There’s a difference between wanting to help and knowing you need to be a part of the solution, and research is one of the quickest ways to get clear on where you stand. Which ideas are still relevant after your research? Cross out any that no longer feel like must-dos.


Take a look at your list. What’s left? And which one are you most passionate about? If you’re still not sure, that’s A-OK. 

Just choose one to start with. Be open to the windy path approach—you never know where it’s going to lead or who you might meet along the way.

Ask yourself: What leads my heart? 

If you want to do meaningful work in the world that you also love, you have to follow your heart. This is what I call “finding your heart work.” Start there. 
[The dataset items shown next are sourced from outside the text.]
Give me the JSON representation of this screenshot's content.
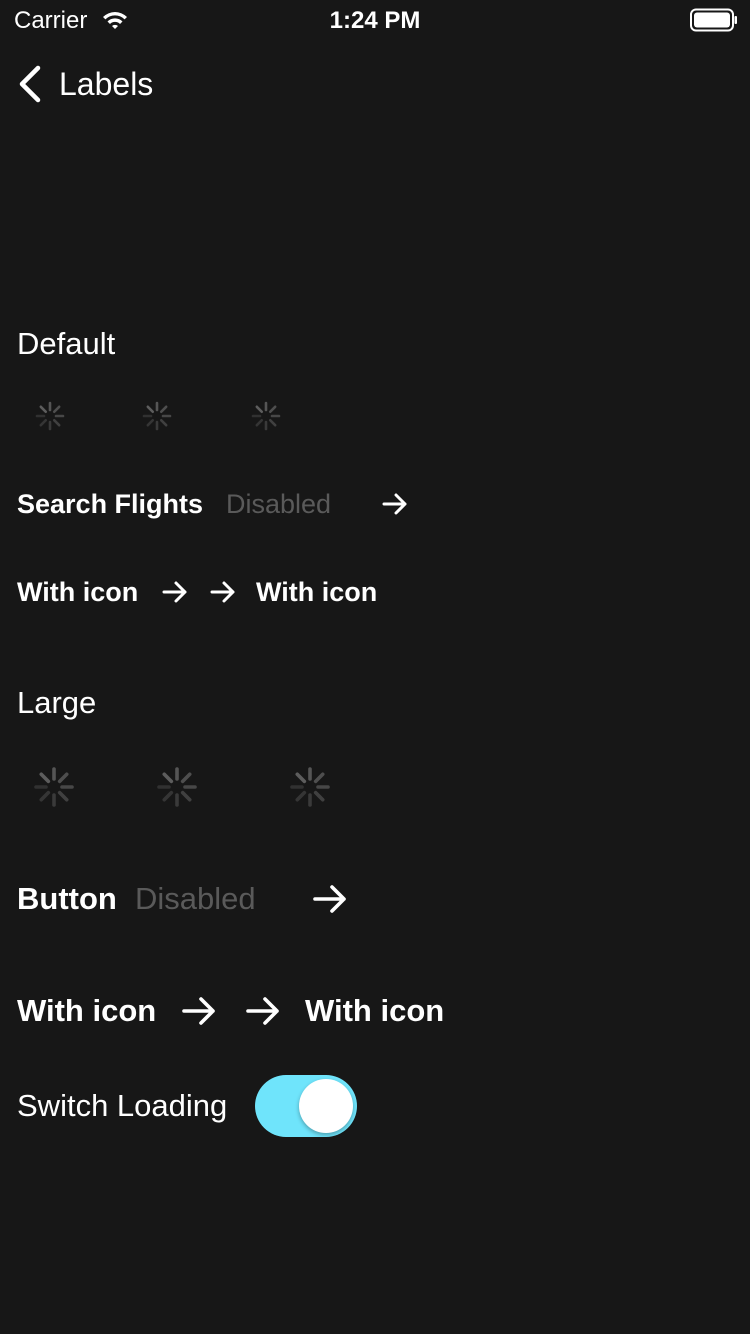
{
  "status_bar": {
    "carrier": "Carrier",
    "time": "1:24 PM"
  },
  "nav": {
    "title": "Labels",
    "back_icon": "chevron-left-icon"
  },
  "default_section": {
    "title": "Default",
    "button_label": "Search Flights",
    "disabled_label": "Disabled",
    "icon_left_label": "With icon",
    "icon_right_label": "With icon"
  },
  "large_section": {
    "title": "Large",
    "button_label": "Button",
    "disabled_label": "Disabled",
    "icon_left_label": "With icon",
    "icon_right_label": "With icon"
  },
  "switch": {
    "label": "Switch Loading",
    "on": true,
    "color": "#6fe4fb"
  },
  "colors": {
    "background": "#171717",
    "text": "#ffffff",
    "disabled": "#5a5a5a"
  }
}
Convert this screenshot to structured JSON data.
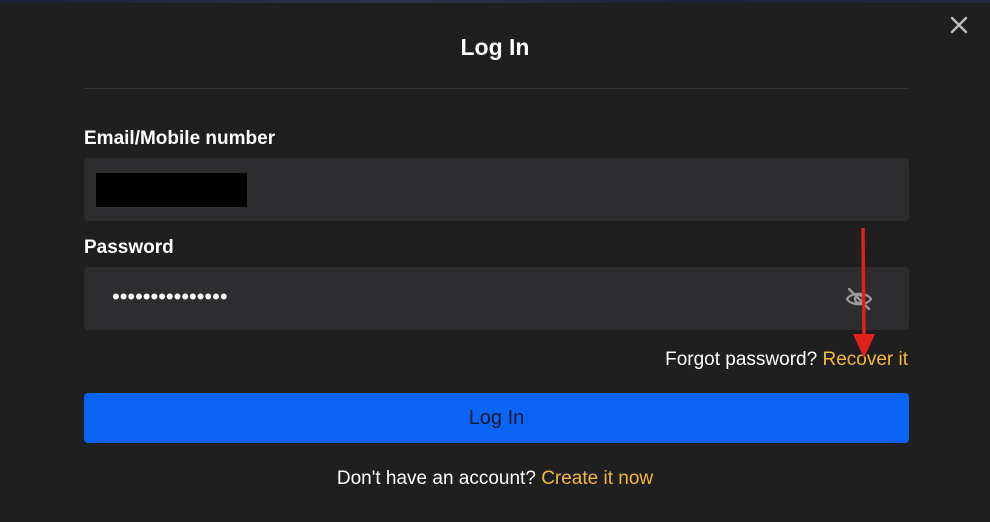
{
  "modal": {
    "title": "Log In",
    "close_icon": "close-icon"
  },
  "form": {
    "email_label": "Email/Mobile number",
    "email_value": "",
    "password_label": "Password",
    "password_value": "•••••••••••••••",
    "visibility_icon": "eye-slash-icon"
  },
  "forgot": {
    "text": "Forgot password?",
    "link": "Recover it"
  },
  "login_button": "Log In",
  "signup": {
    "text": "Don't have an account?",
    "link": "Create it now"
  },
  "annotation": {
    "arrow_color": "#e0201b"
  },
  "colors": {
    "background": "#1f1f20",
    "field": "#2d2d2f",
    "primary": "#0a64f5",
    "link": "#f5b73b"
  }
}
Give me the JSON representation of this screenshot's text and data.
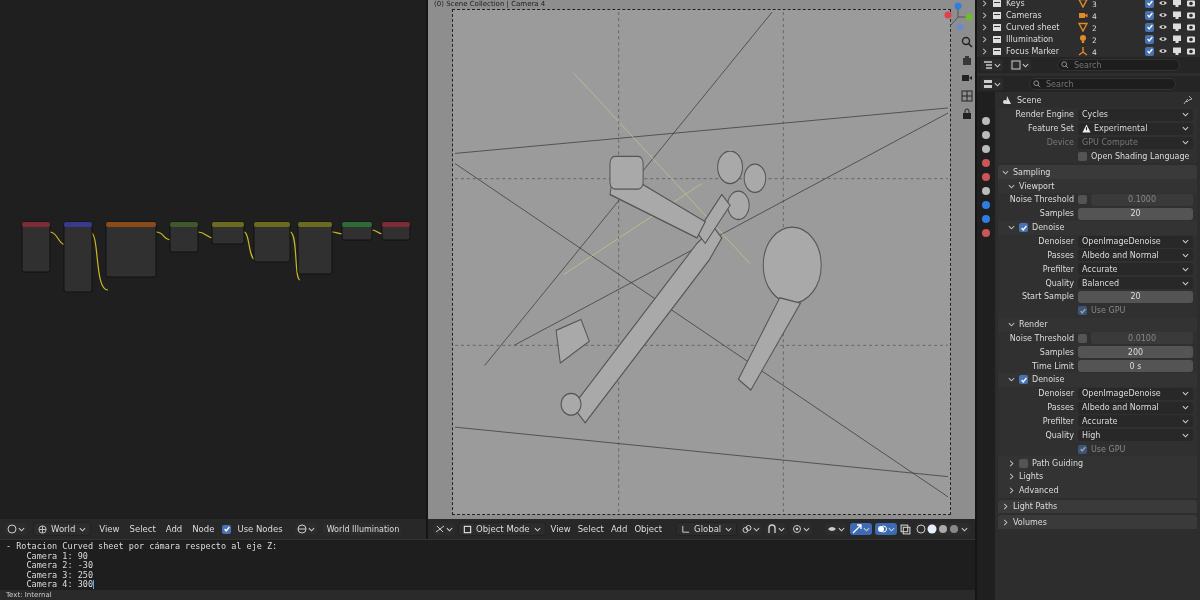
{
  "outliner": {
    "rows": [
      {
        "name": "Keys",
        "kind": "mesh",
        "badge": "3",
        "checked": true
      },
      {
        "name": "Cameras",
        "kind": "camera",
        "badge": "4",
        "checked": true
      },
      {
        "name": "Curved sheet",
        "kind": "mesh",
        "badge": "2",
        "checked": true
      },
      {
        "name": "Illumination",
        "kind": "light",
        "badge": "2",
        "checked": true
      },
      {
        "name": "Focus Marker",
        "kind": "empty",
        "badge": "4",
        "checked": true
      }
    ],
    "search": {
      "placeholder": "Search"
    }
  },
  "viewport": {
    "overlay_text": "(0) Scene Collection | Camera 4",
    "header": {
      "mode": "Object Mode",
      "menus": [
        "View",
        "Select",
        "Add",
        "Object"
      ],
      "orientation": "Global"
    }
  },
  "node_editor": {
    "header": {
      "world_type": "World",
      "menus": [
        "View",
        "Select",
        "Add",
        "Node"
      ],
      "use_nodes": {
        "label": "Use Nodes",
        "checked": true
      },
      "world_name": "World Illumination"
    }
  },
  "text_editor": {
    "lines": [
      "- Rotacion Curved sheet por cámara respecto al eje Z:",
      "    Camera 1: 90",
      "    Camera 2: -30",
      "    Camera 3: 250",
      "    Camera 4: 300"
    ]
  },
  "status_bar": {
    "text": "Text: Internal"
  },
  "properties": {
    "search": {
      "placeholder": "Search"
    },
    "context": "Scene",
    "items": [
      {
        "kind": "select",
        "label": "Render Engine",
        "value": "Cycles",
        "disabled": false,
        "warning": false
      },
      {
        "kind": "select",
        "label": "Feature Set",
        "value": "Experimental",
        "disabled": false,
        "warning": true
      },
      {
        "kind": "select",
        "label": "Device",
        "value": "GPU Compute",
        "disabled": true,
        "warning": false
      },
      {
        "kind": "check",
        "label": "Open Shading Language",
        "checked": false,
        "disabled": false
      },
      {
        "kind": "panel",
        "label": "Sampling",
        "expanded": true
      },
      {
        "kind": "subpanel",
        "label": "Viewport",
        "expanded": true
      },
      {
        "kind": "threshold",
        "label": "Noise Threshold",
        "checked": false,
        "value": "0.1000"
      },
      {
        "kind": "number",
        "label": "Samples",
        "value": "20"
      },
      {
        "kind": "subcheck",
        "label": "Denoise",
        "checked": true,
        "expanded": true
      },
      {
        "kind": "select",
        "label": "Denoiser",
        "value": "OpenImageDenoise",
        "disabled": false,
        "warning": false
      },
      {
        "kind": "select",
        "label": "Passes",
        "value": "Albedo and Normal",
        "disabled": false,
        "warning": false
      },
      {
        "kind": "select",
        "label": "Prefilter",
        "value": "Accurate",
        "disabled": false,
        "warning": false
      },
      {
        "kind": "select",
        "label": "Quality",
        "value": "Balanced",
        "disabled": false,
        "warning": false
      },
      {
        "kind": "number",
        "label": "Start Sample",
        "value": "20"
      },
      {
        "kind": "check",
        "label": "Use GPU",
        "checked": true,
        "disabled": true
      },
      {
        "kind": "subpanel",
        "label": "Render",
        "expanded": true
      },
      {
        "kind": "threshold",
        "label": "Noise Threshold",
        "checked": false,
        "value": "0.0100"
      },
      {
        "kind": "number",
        "label": "Samples",
        "value": "200"
      },
      {
        "kind": "number",
        "label": "Time Limit",
        "value": "0 s"
      },
      {
        "kind": "subcheck",
        "label": "Denoise",
        "checked": true,
        "expanded": true
      },
      {
        "kind": "select",
        "label": "Denoiser",
        "value": "OpenImageDenoise",
        "disabled": false,
        "warning": false
      },
      {
        "kind": "select",
        "label": "Passes",
        "value": "Albedo and Normal",
        "disabled": false,
        "warning": false
      },
      {
        "kind": "select",
        "label": "Prefilter",
        "value": "Accurate",
        "disabled": false,
        "warning": false
      },
      {
        "kind": "select",
        "label": "Quality",
        "value": "High",
        "disabled": false,
        "warning": false
      },
      {
        "kind": "check",
        "label": "Use GPU",
        "checked": true,
        "disabled": true
      },
      {
        "kind": "subcheck",
        "label": "Path Guiding",
        "checked": false,
        "expanded": false
      },
      {
        "kind": "subpanel",
        "label": "Lights",
        "expanded": false
      },
      {
        "kind": "subpanel",
        "label": "Advanced",
        "expanded": false
      },
      {
        "kind": "panel",
        "label": "Light Paths",
        "expanded": false
      },
      {
        "kind": "panel",
        "label": "Volumes",
        "expanded": false
      }
    ]
  }
}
A friendly reminder: If you or a loved one has battled a disease or experienced something traumatic, that doesn’t mean you’re dishonoring yourself or them if you don’t choose that cause. Just because you understand what someone might be going through does not mean that you need to be involved — especially if it’s still fresh. It’s much more important that you feel excited and inspired to do the work.

Above all, know that you can change your mind.

Now that you’ve pinpointed your cause, you can decide what small, next step to take to get started. You can dream big but start small. 

But remember — if you want your heart work to be sustainable, you have to do this for you. So, if you realize you’ve put yourself in a corner or edited your ideas based on fear, doubt, or a sense of obligation, it’s okay to switch directions or get rid of ‘em. 

Change is always an option. Until then, go out and do your heart work. We’re rooting for you.